When she saw these statements on the screen three years later, she became emotional as she confessed –
I think I said something like that in my personal statement. . . . Now where am I? I dream of taking care of rich patients, educated patients, compliant patients, healthy patients. What has happened?
The ensuing discussion we have with such residents probes the exposed distance between where they were at the end of medical school and where they find themselves at the end of residency, with particular attention to phrases such as “What I yearn for is . . .” or “What I love about medicine is . . .” or “ . . . can be so exhilarating” or “I am confident about . . .” or “ . . . is the aspect of medicine I enjoy the most” or “I am passionate about . . .”.

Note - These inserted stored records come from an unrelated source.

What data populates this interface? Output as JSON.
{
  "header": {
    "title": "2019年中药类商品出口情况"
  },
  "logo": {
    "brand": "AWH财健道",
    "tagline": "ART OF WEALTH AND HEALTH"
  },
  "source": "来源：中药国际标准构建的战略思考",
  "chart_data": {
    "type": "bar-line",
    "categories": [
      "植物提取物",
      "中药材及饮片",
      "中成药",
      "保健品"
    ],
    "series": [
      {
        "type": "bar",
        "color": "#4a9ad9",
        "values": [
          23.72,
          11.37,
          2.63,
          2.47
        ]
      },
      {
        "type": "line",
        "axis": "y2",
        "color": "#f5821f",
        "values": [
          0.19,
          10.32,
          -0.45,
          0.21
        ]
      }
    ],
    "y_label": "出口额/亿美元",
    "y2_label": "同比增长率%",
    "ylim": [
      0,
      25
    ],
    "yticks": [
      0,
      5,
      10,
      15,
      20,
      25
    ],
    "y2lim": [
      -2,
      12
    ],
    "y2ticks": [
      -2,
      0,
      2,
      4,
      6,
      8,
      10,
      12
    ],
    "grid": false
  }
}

The workshop participants also mirrored the responses of residents when we ask them to identify the word we were defining with – “relieved from a deception” . . . “relieved from a misapprehension of the true state of affairs” . . . “relieved from a faulty perception of an external object” . . . “relieved from a figment of the imagination”. The guesses are always the same – “education” . . . “illumination” . . . “informed” . . . . The word being defined – disillusioned. No one has yet guessed correctly. We begin by constructing the value/progress inherent in being disillusioned. Then we turn to the crucial task of regrouping on the other side of being disillusioned, since one’s vision and motivation are so often tied to that which has been shown/experienced to be illusion.

The conference program committee chair has encouraged us to submit a workshop proposal for next year’s meeting. The title/focus will be – “I have learned how mean and selfish I can be” (a painful admission made by a dismayed and burdened intern near the end of his first year of residency during a didactic afternoon Dr. McRay and I spent last Spring with a group of first-year family medicine residents).